Jour 27

Chaque marin avait ce rêve unique : apercevoir une sirène. Car tous savaient qu'elles ne ressemblaient en rien à celles terrifiantes dépeintes par Homère, mais se rapprochaient un peu plus des jolies rousses de chez Disney. Vaguement. Mais elles n'avaient rien de fictif, et tous désiraient ardemment en apercevoir. Pour les plus véreux, même, en attraper. Chacun avait une idée bien précise d'à quoi elles pouvaient ressembler : un torse de femme à la parfaite nudité et une queue de poisson en guise de jambes. Mais aucun ne pouvait prétendre en avoir aperçu une de si près qu'il pouvait distinguer les traits de son visage. Étaient-ils sublimes ou monstrueux, communs, humains ?  Chaque marin avait ce rêve unique : répondre à cette question.

Paco avait seulement dix ans quand il le fit. Fils de pêcheur, élevé avec ce but, il voulait tomber amoureux de l'une d'elle. Il avait obtenu de son père de l'accompagner relever les filets ce jour-là, et même l'aurore lui parut tard tant l'impatience l'envahissait. Une nappe de brume tombait de plus en plus épaisse sur les côtes bretonnes, tant et si bien que l'on ne pouvait distinguer l'horizon, ni même prétendre savoir où commençait le ciel et où se mourrait la mer. Quelques rayons de soleil filtraient par rares endroits, conférant à la scène la magie propre à cette région mythique. Un large sourire sur le visage, Paco laissait les millions de petites gouttelettes de brouillard glisser le long de ses joues et se fixer dans ses cheveux. Et puis, le chant des sirènes s'éleva. Elles ne chantaient pas ce qu'il y avait sous la mer ni n'essayaient d'attirer les marins dans leurs filets démoniaques, mais indéniablement, elles chantaient. L'eau qui glissait le long de leurs écailles et le vent qui s'immisçait dans leurs chevelures se mêlaient de concert pour murmurer à l'aurore une comptine que Paco ne comprit pas, et que Gustave, son père, n'entendit pas. Et alors, il la vit. Le reflet argent et bleu de sa queue contrastait avec la blondeur éclatante de sa chevelure, celle-là même qui cachait la partie dénudée de son corps. Ses traits ne semblaient ni monstrueux, ni particulièrement sublimes, plutôt s'approchant de ceux de n'importe quelle humaine, uniques et subjectifs. Paco, de toute la hauteur de son jeune âge et du manque d'intérêt qu'il portait encore à la gente féminine, la trouvait particulièrement belle. Comme il trouvait sa maman et sa maîtresse belles.

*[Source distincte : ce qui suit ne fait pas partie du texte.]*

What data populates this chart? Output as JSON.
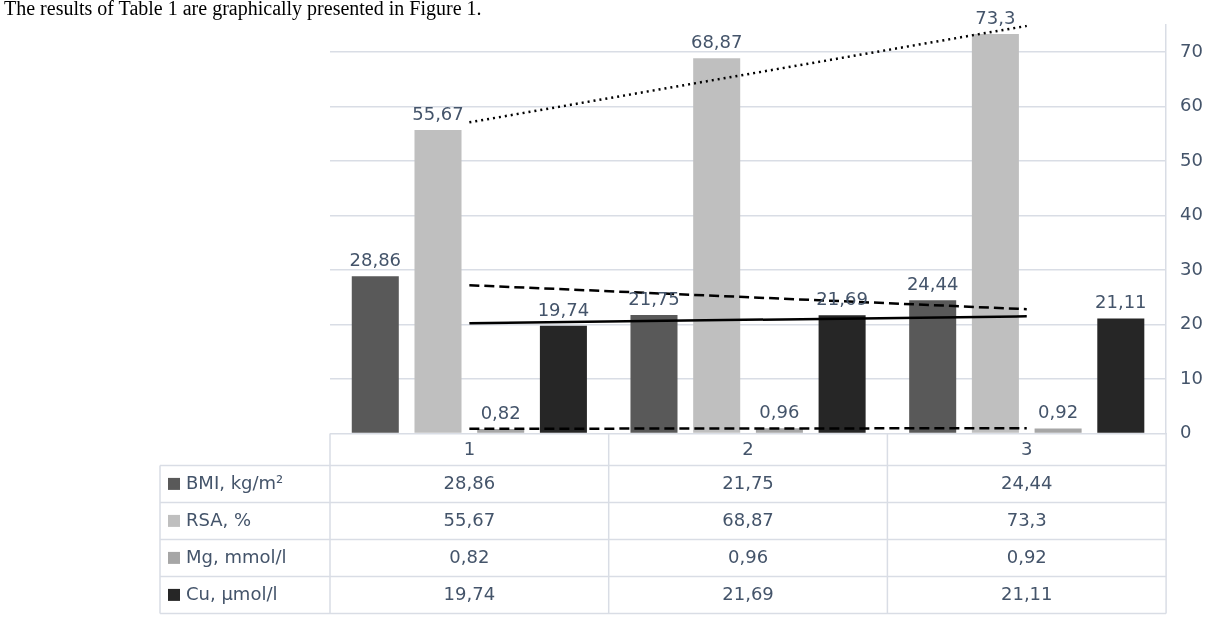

Le garçon voulut appeler son paternel afin de le prévenir, mais la sirène l'en empêcha d'un simple sourire, un doigt sur celui-ci dans un signe universel auquel Paco obéit. Il lui rendit son sourire.

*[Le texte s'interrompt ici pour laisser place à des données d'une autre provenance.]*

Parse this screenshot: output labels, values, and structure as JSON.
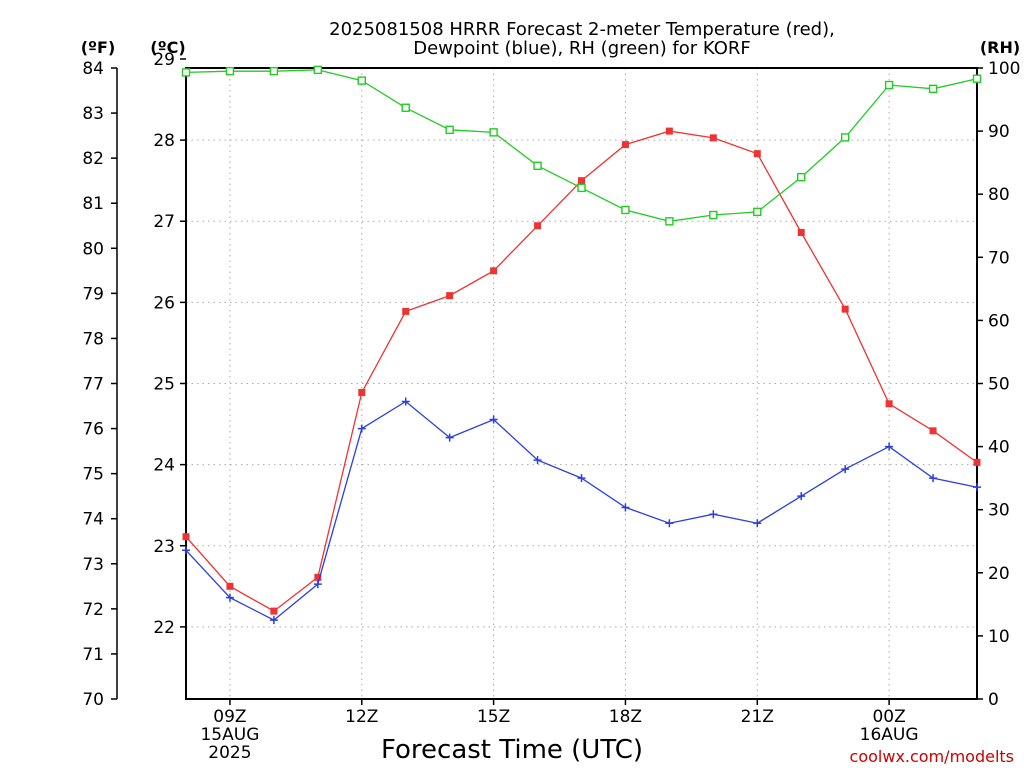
{
  "chart_data": {
    "type": "line",
    "title_lines": [
      "2025081508 HRRR Forecast 2-meter Temperature (red),",
      "Dewpoint (blue), RH (green) for KORF"
    ],
    "xlabel": "Forecast Time (UTC)",
    "credit": "coolwx.com/modelts",
    "units": {
      "fahrenheit": "(ºF)",
      "celsius": "(ºC)",
      "rh": "(RH)"
    },
    "x_range_hours": [
      8,
      26
    ],
    "x_ticks": [
      {
        "hour": 9,
        "lines": [
          "09Z",
          "15AUG",
          "2025"
        ]
      },
      {
        "hour": 12,
        "lines": [
          "12Z"
        ]
      },
      {
        "hour": 15,
        "lines": [
          "15Z"
        ]
      },
      {
        "hour": 18,
        "lines": [
          "18Z"
        ]
      },
      {
        "hour": 21,
        "lines": [
          "21Z"
        ]
      },
      {
        "hour": 24,
        "lines": [
          "00Z",
          "16AUG"
        ]
      }
    ],
    "y_left_f": {
      "range": [
        70,
        84
      ],
      "ticks": [
        70,
        71,
        72,
        73,
        74,
        75,
        76,
        77,
        78,
        79,
        80,
        81,
        82,
        83,
        84
      ]
    },
    "y_left_c": {
      "range": [
        21.1111,
        28.8889
      ],
      "ticks": [
        22,
        23,
        24,
        25,
        26,
        27,
        28,
        29
      ]
    },
    "y_right_rh": {
      "range": [
        0,
        100
      ],
      "ticks": [
        0,
        10,
        20,
        30,
        40,
        50,
        60,
        70,
        80,
        90,
        100
      ]
    },
    "hours": [
      8,
      9,
      10,
      11,
      12,
      13,
      14,
      15,
      16,
      17,
      18,
      19,
      20,
      21,
      22,
      23,
      24,
      25,
      26
    ],
    "series": [
      {
        "name": "Temperature",
        "axis": "fahrenheit",
        "color": "#ee3333",
        "marker": "filled-square",
        "values": [
          73.6,
          72.5,
          71.95,
          72.7,
          76.8,
          78.6,
          78.95,
          79.5,
          80.5,
          81.5,
          82.3,
          82.6,
          82.45,
          82.1,
          80.35,
          78.65,
          76.55,
          75.95,
          75.25
        ]
      },
      {
        "name": "Dewpoint",
        "axis": "fahrenheit",
        "color": "#2a3fe0",
        "marker": "plus",
        "values": [
          73.3,
          72.25,
          71.75,
          72.55,
          76.0,
          76.6,
          75.8,
          76.2,
          75.3,
          74.9,
          74.25,
          73.9,
          74.1,
          73.9,
          74.5,
          75.1,
          75.6,
          74.9,
          74.7
        ]
      },
      {
        "name": "RH",
        "axis": "rh",
        "color": "#22cc22",
        "marker": "open-square",
        "values": [
          99.3,
          99.5,
          99.5,
          99.7,
          98.0,
          93.7,
          90.2,
          89.8,
          84.5,
          81.0,
          77.5,
          75.7,
          76.7,
          77.2,
          82.7,
          89.0,
          97.3,
          96.7,
          98.3
        ]
      }
    ]
  }
}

« Tu es une vraie sirène ?

– Pas du tout, je me promène avec une fausse queue de poisson parce que c'est plus efficace que des palmes pour nager ! »

Regard confus de Paco. Pourquoi quelqu'un ferait-il ça ? Le sens de tout cela lui échappait. Les sirènes existaient-elles seulement, alors ? Les marins se berçaient-ils d'illusions depuis toutes ces générations ? Pouvait ce peuple de l'eau n'être qu'une conspiration – il avait récemment appris ce mot mais n'était pas certain de sa bonne utilisation – d'un groupe de femmes déguisées ? Mais pourquoi faire cela ? Sa nouvelle amie se mit alors à rire.

« Je plaisante, ne te prend pas ainsi la tête, ce n'était qu'une boutade ! Oui, je suis une vraie sirène. On m'appelle Océlia Chant-de-l'eau.

– Moi c'est Paco Le Briant. »

Vérifiant que son père était suffisamment loin pour ne pas l'entendre ni se préoccuper de lui, l'enfant entama avec la femme une conversation intriguée. Elle lui apprit entre autres qu'elle chassait les pêcheurs, car les humains avaient bien assez sur terre pour s'occuper en plus de cela de détruire la faune marine que les sirènes s'efforçaient de protéger. Lorsqu'une grosse voix masculine se fit entendre, Océlia disparut dans l'eau dans un battement de cil. Déception et soulagement. Oui Papa ?

En grandissant, les paroles de son amie éphémère firent un chemin dans la conscience de Paco, qui décida malgré la certitude de décevoir d'abandonner le business familial. Il ne serait pas pêcheur. Il avait réalisé le vœu de tout marin, et il devait rendre à l'océan le cadeau qu'il lui avait fait.